The search for missing student Barry Davis Ryan will continue this morning, as a doctor on the scene of Tuesday’s tragedy praised the “valiant” and “phenomenal” efforts of rescue teams who took Barry Ryan Sr and Niamh O’Connor from the sea near Baltimore.

VIDEO: Baltimore Drownings: ‘Valiant’ search continues for missing student

The first search team left Baltimore at 5am yesterday in the search for Barry Davis Ryan, a 21-year-old who had just finished his first year in a BA in engineering at Cork Institute of Technology and who was working in Penneys in Cork. Mr Davis Ryan was going out with Ms O’Connor.

The job was a family tradition, the store chain having been founded by his grandfather, Arthur, while his father worked in Penneys as an executive.

Ms O’Connor, a 21-year-old from Glanmire, who was studying at University College Cork, also worked alongside Mr Davis Ryan in Cork.

It emerged yesterday that the four-strong party — the other being Mr Ryan’s teenage daughter, Charlotte Davis Ryan — may have been fishing rather than walking when tragedy struck.

It is understood that Ms O’Connor may have been knocked into the water first by a wave, and Mr Davis Ryan went to save her.

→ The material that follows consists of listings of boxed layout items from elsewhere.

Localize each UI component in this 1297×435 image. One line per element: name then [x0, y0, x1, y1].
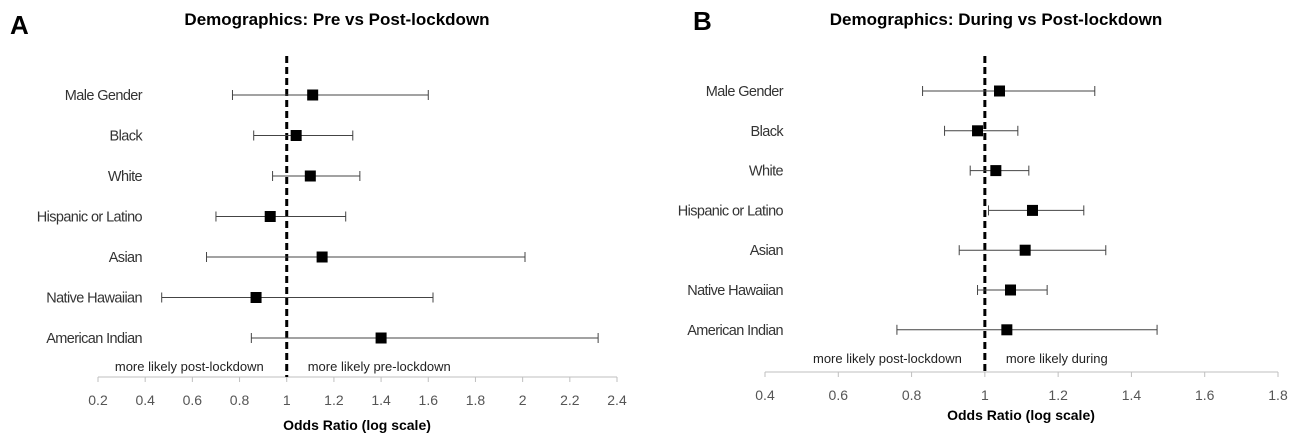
panel-letter: B [693, 6, 712, 36]
estimate-point [250, 292, 262, 303]
x-tick-label: 1.2 [324, 392, 344, 408]
x-axis-title: Odds Ratio (log scale) [947, 407, 1095, 423]
estimate-point [990, 165, 1002, 177]
x-axis-title: Odds Ratio (log scale) [283, 417, 431, 433]
estimate-point [307, 89, 319, 101]
category-label: Male Gender [65, 88, 143, 104]
category-label: American Indian [46, 331, 142, 347]
x-tick-label: 1.8 [466, 392, 486, 408]
category-label: Hispanic or Latino [37, 210, 143, 226]
annotation-left: more likely post-lockdown [813, 351, 962, 366]
x-tick-label: 2 [519, 392, 527, 408]
category-label: Native Hawaiian [46, 291, 142, 307]
x-tick-label: 0.6 [183, 392, 203, 408]
x-tick-label: 0.4 [135, 392, 155, 408]
estimate-point [1001, 324, 1013, 336]
estimate-point [316, 251, 328, 263]
x-tick-label: 0.8 [230, 392, 250, 408]
x-tick-label: 1.4 [1122, 387, 1142, 403]
estimate-point [1026, 204, 1038, 216]
x-tick-label: 0.2 [88, 392, 108, 408]
estimate-point [994, 85, 1006, 97]
estimate-point [1005, 284, 1017, 296]
x-tick-label: 0.4 [755, 387, 775, 403]
x-tick-label: 1 [981, 387, 989, 403]
estimate-point [972, 125, 984, 137]
category-label: American Indian [687, 323, 783, 339]
x-tick-label: 1.8 [1268, 387, 1288, 403]
category-label: Male Gender [706, 84, 784, 100]
x-tick-label: 1.4 [371, 392, 391, 408]
x-tick-label: 2.2 [560, 392, 580, 408]
estimate-point [1019, 244, 1031, 256]
category-label: Native Hawaiian [687, 283, 783, 299]
estimate-point [375, 332, 387, 344]
category-label: Hispanic or Latino [678, 203, 784, 219]
category-label: White [108, 169, 143, 185]
x-tick-label: 1.6 [419, 392, 439, 408]
chart-title: Demographics: Pre vs Post-lockdown [184, 10, 489, 29]
x-tick-label: 1.6 [1195, 387, 1215, 403]
x-tick-label: 1 [283, 392, 291, 408]
category-label: Asian [109, 250, 143, 266]
x-tick-label: 0.8 [902, 387, 922, 403]
estimate-point [264, 211, 276, 222]
panel-letter: A [10, 10, 29, 40]
estimate-point [290, 130, 302, 141]
x-tick-label: 2.4 [607, 392, 627, 408]
forest-panel-b: B Demographics: During vs Post-lockdown 0.… [678, 6, 1288, 423]
x-tick-label: 1.2 [1048, 387, 1068, 403]
estimate-point [304, 170, 316, 182]
category-label: White [749, 164, 784, 180]
category-label: Asian [750, 243, 784, 259]
category-label: Black [110, 129, 144, 145]
annotation-right: more likely pre-lockdown [308, 359, 451, 374]
annotation-left: more likely post-lockdown [115, 359, 264, 374]
chart-title: Demographics: During vs Post-lockdown [830, 10, 1163, 29]
x-tick-label: 0.6 [829, 387, 849, 403]
category-label: Black [751, 124, 785, 140]
annotation-right: more likely during [1006, 351, 1108, 366]
forest-panel-a: A Demographics: Pre vs Post-lockdown 0.2 0.… [10, 10, 627, 433]
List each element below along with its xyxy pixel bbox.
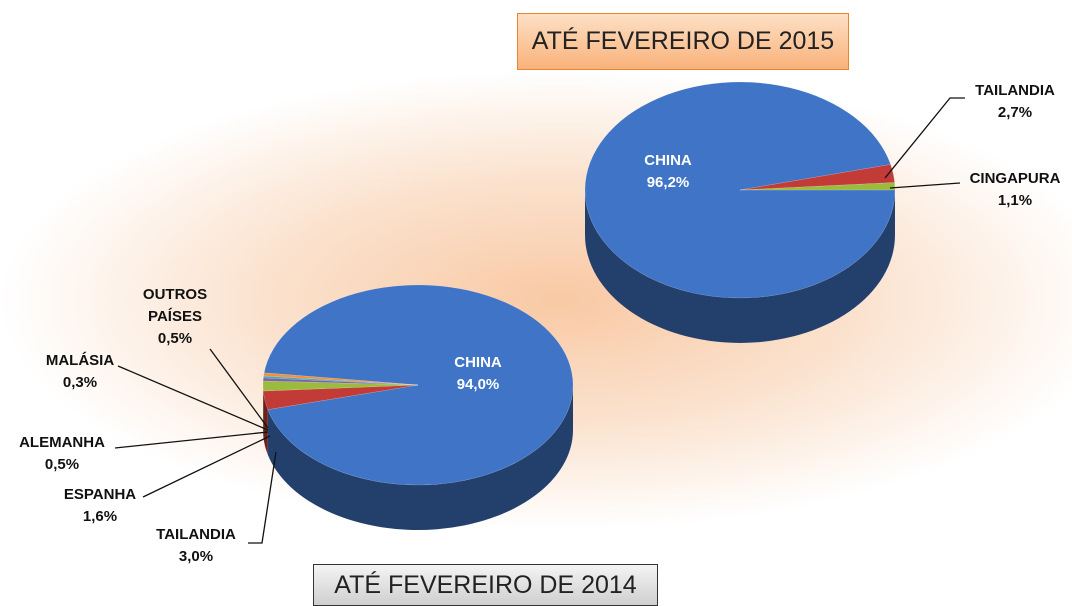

It is understood that Mr Ryan asked then his daughter to raise the alarm, and that conscious of the lack of mobile phone signal in the area, she ran up the hill towards the Beacon, quickly borrowed a phone from some tourists and made the call. Valentia Coast Guard confirmed yesterday that the emergency call was made from a foreign mobile number.

By then, Mr Ryan had entered the water in an attempt to rescue his son and his girlfriend. The time between the emergency call being received at 6.36pm and the lifeboats arriving at the scene at 6.50pm and taking Mr Ryan and Ms O’Connor from the water was described as “seriously fast” by Valentia Coast Guard.

One of the doctors at the pier in Baltimore, Jason Van Der Velde of the West Cork Rapid Response Team, said the efforts of the rescue crews on Tuesday night were “valiant” and “phenomenal”.

Of the RNLI crews, he said: “They are a credit to the community.”

The search is expected to begin again at first light this morning.